Gooseberrybushes - why are you so keen for people to condemn the system of modern medicine, rather than, on another thread where it is actually relevant talking about areas where further research is needed, or how to fix specific problems in the regulation and practice of medicine.
I expect people don't want to condemn medicine, because risks-and-all it is the best system we have and it has (unlike alt med) in-built in it systems for improving knowledge, regulating practitioners and replacing treatments that work less well, with ones that are better on balance considering effectiveness, cost, safety and accessibility.
I expect that most people on this thread have family members who are alive because of modern medicine, many will have illnesses that haven't been effectively treated, some will have suffered side effects, some serious, and a few will been failed through medical negligence.
But on balance the grown up response is not to throw the baby out with the bathwater.
Homeopathy is not grown up. It works through placebo and regression to the mean. But because its 'professional bodies' doesn't recognise this it perpetuates an unethical relationship between training schools, practitioners and patients, not to mention pill manufacturers and pharmacists (pharmacists!) who sell this stuff too.

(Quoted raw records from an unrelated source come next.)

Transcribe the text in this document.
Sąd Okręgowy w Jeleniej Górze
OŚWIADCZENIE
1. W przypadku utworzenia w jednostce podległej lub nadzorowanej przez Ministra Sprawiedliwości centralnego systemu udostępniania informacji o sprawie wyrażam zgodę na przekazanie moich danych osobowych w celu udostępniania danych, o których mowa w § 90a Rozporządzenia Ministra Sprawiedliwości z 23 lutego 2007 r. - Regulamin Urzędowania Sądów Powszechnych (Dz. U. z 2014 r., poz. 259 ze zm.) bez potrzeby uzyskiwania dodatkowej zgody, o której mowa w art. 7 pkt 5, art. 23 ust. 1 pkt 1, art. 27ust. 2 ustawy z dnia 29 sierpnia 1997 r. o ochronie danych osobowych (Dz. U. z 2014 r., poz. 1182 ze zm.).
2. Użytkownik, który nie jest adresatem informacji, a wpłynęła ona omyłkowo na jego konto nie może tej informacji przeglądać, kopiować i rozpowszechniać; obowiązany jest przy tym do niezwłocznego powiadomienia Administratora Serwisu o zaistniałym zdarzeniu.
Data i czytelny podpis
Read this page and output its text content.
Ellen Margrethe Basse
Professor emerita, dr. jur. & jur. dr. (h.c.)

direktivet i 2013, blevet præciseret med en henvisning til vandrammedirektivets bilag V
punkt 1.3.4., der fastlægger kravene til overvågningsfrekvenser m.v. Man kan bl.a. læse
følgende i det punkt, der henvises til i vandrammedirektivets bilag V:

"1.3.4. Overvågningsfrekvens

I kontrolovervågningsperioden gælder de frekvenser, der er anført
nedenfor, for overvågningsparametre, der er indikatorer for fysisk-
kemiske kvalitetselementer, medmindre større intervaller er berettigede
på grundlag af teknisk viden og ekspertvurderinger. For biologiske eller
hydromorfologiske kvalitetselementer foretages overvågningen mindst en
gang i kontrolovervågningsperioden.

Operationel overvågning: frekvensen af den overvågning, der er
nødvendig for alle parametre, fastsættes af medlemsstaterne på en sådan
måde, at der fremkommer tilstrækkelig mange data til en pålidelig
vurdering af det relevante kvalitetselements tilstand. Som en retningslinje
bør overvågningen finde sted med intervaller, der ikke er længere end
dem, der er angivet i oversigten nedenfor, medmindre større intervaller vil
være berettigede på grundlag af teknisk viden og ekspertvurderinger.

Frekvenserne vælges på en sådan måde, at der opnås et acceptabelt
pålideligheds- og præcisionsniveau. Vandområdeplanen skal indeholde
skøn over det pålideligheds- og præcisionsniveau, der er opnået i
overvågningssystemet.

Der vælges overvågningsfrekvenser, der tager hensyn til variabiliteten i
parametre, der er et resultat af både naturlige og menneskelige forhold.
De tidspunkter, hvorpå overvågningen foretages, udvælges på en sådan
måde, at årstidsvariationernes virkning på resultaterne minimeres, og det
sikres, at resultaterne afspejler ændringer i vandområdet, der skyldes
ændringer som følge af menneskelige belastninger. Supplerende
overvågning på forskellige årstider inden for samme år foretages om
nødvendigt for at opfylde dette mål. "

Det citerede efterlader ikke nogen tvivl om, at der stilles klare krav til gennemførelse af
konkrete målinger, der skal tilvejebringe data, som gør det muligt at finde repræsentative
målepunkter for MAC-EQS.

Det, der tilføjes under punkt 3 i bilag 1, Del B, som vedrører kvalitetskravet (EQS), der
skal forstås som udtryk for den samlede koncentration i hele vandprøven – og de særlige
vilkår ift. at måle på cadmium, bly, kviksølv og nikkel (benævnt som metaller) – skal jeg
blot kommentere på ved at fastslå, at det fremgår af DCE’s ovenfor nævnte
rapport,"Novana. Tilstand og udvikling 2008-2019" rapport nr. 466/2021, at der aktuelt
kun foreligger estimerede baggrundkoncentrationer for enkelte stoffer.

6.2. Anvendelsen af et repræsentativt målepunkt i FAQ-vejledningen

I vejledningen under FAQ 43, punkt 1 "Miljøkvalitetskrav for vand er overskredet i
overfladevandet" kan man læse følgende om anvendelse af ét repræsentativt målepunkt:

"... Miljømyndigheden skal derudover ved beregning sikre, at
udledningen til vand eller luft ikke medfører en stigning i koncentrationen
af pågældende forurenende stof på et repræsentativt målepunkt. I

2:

It is unethical to waste people's time and money on a three year course which teaches them a lot of discredited nonsense, and leaves them with the belief that homeopathy works in some other way than placebo.
It is unethical to lie to patients about how a medicine works. It is unethical (although wierdly legal) to sell a medicine with the label 'used to treat x, y and z' when there is no evidence of effectiveness in treating x, y and z.
You are not quite right in saying Homeopathy works by placebo, by the way. It works by placebo (which has some value, which may or may not be worth it given the corruption it involves) and regression to the mean which has none.
The way to study this is to have 2 control groups - 1 gets no treatment and 1 gets a placebo, as well as 1 which gets the real deal. You can even have another control group that gets seen by a fake homeopathist - an actor with some basic training in the questions to ask. Then you could work out how much of the apparent effect is completely bogus, how much is genuine placebo, and to what extent this placebo effect depends on a highly trained homeopathist or can it be achieved by any old sympathetic person with time and sugar pills to hand out.
That would be a grown-up approach to researching the effaciacy of homeopathy - the kind of thing advocated by Proffesor Edvard Ernst. Funnily enough he is not too popular with Prince Charles and the alt med industry.